A apenas 20 quilômetros de distância, existe uma estrutura menos atraente, de aproximadamente 800 metros quadrados. Essa é a Prisão de Barbadillo.

O que essas duas instalações têm em comum? Quatro ex-presidentes que agora compartilham a prisão.

São os ex-presidentes Alejandro Toledo (2001-2006), Ollanta Humala (2006-2011), Martín Vizcarra (2018-2020) e Pedro Castillo (2021-2022).

Todos são protagonistas de uma história que parece mais ficção do que realidade.

Não existe outro país no mundo onde quatro ex-presidentes estejam detidos simultaneamente no mesmo local.

Os quatro ex-presidentes foram condenados em primeira instância.

Toledo e Ollanta Humala foram considerados culpados em casos relacionados a contribuições ilegais da empresa Odebrecht; Vizcarra, por atos de corrupção cometidos quando era governador da região de Moquegua; e Pedro Castillo, por conspiração para cometer rebelião, após a tentativa fracassada de golpe de Estado em 2022.

Eles foram sentenciados a penas de prisão que variam de 11 a 20 anos. Todos alegam inocência.

Um fato que torna a situação ainda mais surreal: esses quatro ex-presidentes são os únicos detentos da prisão de Barbadillo, enquanto o restante do sistema prisional peruano enfrenta superlotação.

Segundo dados oficiais, há mais de 103 mil presos atualmente nas quase 70 prisões do país, apesar da capacidade ser de apenas 41 mil.

Como Barbadillo se tornou o destino de ex-presidentes condenados

Desde a criação, Barbadillo era conhecida como a “prisão presidencial”, e seu primeiro detento foi Alberto Fujimori.


Ex-presidente do Peru Alberto Fujimori • 15/03/2018 REUTERS/Mariana Bazo

Quando o ex-presidente foi extraditado do Chile em 2007 para ser julgado e posteriormente condenado no Peru por crimes cometidos durante seu governo, a grande questão era: qual prisão seria capaz de abrigar uma figura de tamanha importância política?
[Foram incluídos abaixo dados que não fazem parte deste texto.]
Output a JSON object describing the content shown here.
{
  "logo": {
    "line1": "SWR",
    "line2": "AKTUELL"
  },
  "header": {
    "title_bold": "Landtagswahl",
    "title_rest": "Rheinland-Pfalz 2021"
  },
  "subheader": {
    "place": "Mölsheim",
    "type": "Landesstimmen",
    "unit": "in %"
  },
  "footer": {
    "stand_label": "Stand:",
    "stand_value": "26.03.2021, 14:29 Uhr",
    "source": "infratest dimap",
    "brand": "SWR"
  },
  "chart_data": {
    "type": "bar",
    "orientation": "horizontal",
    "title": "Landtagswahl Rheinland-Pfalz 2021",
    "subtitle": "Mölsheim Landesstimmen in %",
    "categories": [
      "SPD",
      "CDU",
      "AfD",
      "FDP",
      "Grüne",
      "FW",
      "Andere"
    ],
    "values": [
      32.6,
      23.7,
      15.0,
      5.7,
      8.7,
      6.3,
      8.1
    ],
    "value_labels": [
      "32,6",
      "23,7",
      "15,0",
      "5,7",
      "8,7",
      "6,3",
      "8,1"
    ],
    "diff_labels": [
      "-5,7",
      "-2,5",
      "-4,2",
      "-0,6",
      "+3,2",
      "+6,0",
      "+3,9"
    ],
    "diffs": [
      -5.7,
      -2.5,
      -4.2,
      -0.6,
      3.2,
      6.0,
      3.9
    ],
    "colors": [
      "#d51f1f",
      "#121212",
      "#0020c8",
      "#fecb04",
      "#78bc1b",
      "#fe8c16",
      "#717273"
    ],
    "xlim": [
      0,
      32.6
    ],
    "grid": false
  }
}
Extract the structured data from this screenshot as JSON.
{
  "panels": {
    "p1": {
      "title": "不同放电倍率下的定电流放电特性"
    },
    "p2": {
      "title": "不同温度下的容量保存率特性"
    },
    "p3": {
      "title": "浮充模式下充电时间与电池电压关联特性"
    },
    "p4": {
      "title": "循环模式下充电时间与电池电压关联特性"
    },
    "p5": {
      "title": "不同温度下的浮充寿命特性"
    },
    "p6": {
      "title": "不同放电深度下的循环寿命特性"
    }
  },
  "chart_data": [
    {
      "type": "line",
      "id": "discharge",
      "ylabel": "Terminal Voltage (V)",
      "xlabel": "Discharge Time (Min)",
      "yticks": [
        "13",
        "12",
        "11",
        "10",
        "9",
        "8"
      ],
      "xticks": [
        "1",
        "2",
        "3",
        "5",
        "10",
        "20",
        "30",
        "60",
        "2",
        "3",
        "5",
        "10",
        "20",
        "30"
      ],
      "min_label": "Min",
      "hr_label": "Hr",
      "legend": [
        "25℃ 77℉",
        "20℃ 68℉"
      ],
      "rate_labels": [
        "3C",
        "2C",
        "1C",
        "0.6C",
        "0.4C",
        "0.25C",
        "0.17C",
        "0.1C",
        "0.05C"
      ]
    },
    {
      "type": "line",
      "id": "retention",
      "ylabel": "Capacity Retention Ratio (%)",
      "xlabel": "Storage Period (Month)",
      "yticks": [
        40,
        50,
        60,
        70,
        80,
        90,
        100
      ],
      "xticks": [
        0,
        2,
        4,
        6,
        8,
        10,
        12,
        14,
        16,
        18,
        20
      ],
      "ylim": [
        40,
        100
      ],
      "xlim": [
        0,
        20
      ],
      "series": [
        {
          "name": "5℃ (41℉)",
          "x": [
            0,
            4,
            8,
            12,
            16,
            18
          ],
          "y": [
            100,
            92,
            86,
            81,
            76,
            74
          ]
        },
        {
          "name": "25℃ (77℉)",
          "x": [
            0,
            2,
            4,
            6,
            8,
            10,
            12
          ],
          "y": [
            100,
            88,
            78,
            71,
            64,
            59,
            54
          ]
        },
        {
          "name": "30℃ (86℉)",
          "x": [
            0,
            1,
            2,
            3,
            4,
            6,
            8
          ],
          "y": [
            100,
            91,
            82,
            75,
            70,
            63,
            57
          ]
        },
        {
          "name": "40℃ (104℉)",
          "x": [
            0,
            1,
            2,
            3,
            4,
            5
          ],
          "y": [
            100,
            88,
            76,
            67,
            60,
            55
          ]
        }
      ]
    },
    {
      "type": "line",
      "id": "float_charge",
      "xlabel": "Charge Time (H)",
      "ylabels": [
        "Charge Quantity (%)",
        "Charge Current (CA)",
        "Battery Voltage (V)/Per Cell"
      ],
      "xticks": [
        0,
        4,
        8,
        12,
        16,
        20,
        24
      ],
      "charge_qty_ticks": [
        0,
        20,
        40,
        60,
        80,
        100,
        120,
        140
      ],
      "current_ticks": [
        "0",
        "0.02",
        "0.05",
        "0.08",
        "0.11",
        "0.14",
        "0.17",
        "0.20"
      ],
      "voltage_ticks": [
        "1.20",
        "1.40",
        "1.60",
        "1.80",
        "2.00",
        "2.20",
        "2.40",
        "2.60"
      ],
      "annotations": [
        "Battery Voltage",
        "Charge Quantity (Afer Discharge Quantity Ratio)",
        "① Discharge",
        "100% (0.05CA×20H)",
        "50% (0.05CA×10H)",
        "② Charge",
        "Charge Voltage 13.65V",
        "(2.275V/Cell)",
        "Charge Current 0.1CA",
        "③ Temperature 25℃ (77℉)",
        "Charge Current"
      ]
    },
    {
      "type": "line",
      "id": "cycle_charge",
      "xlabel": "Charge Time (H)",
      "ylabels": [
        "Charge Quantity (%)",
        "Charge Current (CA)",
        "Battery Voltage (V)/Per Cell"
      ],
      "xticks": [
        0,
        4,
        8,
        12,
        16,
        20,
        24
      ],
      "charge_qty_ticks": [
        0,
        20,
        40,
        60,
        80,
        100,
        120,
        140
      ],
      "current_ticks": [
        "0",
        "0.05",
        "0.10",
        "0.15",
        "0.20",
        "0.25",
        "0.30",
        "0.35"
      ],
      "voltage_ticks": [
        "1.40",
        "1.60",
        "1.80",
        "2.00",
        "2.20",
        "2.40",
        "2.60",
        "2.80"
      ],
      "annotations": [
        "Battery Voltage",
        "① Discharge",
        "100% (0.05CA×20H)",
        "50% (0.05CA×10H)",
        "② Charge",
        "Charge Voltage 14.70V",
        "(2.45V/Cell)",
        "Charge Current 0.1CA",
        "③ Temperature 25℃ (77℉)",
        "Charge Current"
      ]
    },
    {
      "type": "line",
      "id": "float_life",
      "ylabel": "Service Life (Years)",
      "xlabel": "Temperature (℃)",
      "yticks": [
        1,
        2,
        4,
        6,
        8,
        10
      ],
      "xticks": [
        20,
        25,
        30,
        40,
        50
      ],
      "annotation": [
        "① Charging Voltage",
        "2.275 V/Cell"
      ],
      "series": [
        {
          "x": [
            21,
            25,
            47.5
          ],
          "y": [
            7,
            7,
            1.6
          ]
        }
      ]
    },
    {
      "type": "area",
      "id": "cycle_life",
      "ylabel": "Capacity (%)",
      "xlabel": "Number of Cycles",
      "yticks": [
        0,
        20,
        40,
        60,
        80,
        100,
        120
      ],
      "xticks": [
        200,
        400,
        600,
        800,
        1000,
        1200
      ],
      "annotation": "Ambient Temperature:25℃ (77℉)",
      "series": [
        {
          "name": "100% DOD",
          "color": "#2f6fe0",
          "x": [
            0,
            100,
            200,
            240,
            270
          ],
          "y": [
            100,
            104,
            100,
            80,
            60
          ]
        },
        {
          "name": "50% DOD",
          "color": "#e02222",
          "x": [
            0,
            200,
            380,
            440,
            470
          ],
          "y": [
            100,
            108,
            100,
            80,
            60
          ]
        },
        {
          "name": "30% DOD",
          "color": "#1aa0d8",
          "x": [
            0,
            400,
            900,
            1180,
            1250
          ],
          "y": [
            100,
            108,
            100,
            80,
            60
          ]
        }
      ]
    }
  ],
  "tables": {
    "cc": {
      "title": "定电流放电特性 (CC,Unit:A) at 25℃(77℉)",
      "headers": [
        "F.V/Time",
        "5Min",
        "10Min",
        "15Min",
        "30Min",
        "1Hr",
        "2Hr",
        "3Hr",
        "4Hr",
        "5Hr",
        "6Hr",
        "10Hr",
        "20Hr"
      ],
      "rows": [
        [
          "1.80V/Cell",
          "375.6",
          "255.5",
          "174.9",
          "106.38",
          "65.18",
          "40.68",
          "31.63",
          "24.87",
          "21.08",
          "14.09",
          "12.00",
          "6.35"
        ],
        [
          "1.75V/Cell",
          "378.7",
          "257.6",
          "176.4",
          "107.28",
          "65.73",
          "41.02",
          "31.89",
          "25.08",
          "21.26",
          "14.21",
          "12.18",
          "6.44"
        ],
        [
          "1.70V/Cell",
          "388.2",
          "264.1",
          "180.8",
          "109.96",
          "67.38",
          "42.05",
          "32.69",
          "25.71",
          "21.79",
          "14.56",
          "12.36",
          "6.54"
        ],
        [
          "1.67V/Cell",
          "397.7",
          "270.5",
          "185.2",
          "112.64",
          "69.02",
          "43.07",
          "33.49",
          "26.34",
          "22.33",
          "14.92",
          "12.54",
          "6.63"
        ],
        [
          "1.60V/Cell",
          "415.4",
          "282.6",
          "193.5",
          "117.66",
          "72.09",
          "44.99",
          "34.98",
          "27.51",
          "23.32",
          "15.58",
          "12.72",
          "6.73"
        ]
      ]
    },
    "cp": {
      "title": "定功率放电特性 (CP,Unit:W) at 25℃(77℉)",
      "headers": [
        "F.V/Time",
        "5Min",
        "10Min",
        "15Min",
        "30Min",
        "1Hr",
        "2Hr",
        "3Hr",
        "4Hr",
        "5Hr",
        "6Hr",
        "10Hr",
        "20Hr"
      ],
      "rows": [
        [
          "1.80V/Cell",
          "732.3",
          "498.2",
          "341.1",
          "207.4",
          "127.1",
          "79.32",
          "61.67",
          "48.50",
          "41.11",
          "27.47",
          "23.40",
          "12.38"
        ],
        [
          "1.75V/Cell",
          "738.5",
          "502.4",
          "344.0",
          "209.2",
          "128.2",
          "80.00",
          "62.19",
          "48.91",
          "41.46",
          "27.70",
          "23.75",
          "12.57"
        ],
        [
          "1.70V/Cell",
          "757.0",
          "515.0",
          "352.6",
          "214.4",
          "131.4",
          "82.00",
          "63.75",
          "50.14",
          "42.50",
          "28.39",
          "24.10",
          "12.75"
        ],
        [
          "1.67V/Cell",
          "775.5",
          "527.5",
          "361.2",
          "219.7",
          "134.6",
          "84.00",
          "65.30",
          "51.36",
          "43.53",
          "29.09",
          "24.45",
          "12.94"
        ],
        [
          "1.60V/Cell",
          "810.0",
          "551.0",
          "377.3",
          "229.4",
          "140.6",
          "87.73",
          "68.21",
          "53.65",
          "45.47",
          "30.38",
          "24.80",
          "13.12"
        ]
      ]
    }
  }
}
Era uma “questão histórica”, disse à CNN José Luis Pérez Guadalupe, ex-diretor do INPE (Instituto Nacional Penitenciário), instituição responsável pela gestão do sistema prisional peruano.

“Eles não sabiam o que fazer, onde colocá-lo; não havia como garantir a segurança de Fujimori em uma prisão comum”, afirma Pérez Guadalupe, que chefiou essa instituição entre 2011 e 2015.

Assim, dentro da DIROES (Diretoria de Operações Especiais) da polícia peruana, foi tomada a decisão de construir uma unidade especial.

“Um quarto pré-fabricado foi montado e ele foi colocado lá”, diz Pérez Guadalupe, também ex-ministro do Interior.

Mais tarde, Fujimori foi transferido para outro local dentro do mesmo prédio da DIROES, que hoje abriga a prisão de Barbadillo.

Durante a gestão de José Luis Pérez Guadalupe, que começou anos depois da chegada de Fujimori, o ex-presidente ainda era o único prisioneiro lá.

“Havia aproximadamente 17 funcionários do INPE alocados naquela prisão, e Fujimori era o único detento”, razão pela qual “na época, dizíamos que ele era o prisioneiro mais caro do Peru”, afirma, referindo-se ao número de funcionários por detento.

Naquela época, o ex-presidente, que morreu em setembro de 2024 fora da prisão após receber indulto, “tinha liberdade para circular por toda a instalação”, diz o ex-chefe do INPE.

O segundo ocupante de Barbadillo, Ollanta Humala, chegou muitos anos depois, em 2017. Depois vieram Pedro Castillo em 2022, Alejandro Toledo em 2023 e, finalmente, Martín Vizcarra em 2025.

Uma prisão sem grades de segurança

O ex-diretor do INPE (Instituto Nacional Penitenciário) relata que, quando Fujimori era o único detento, a porta de sua cela não possuía qualquer medida de segurança.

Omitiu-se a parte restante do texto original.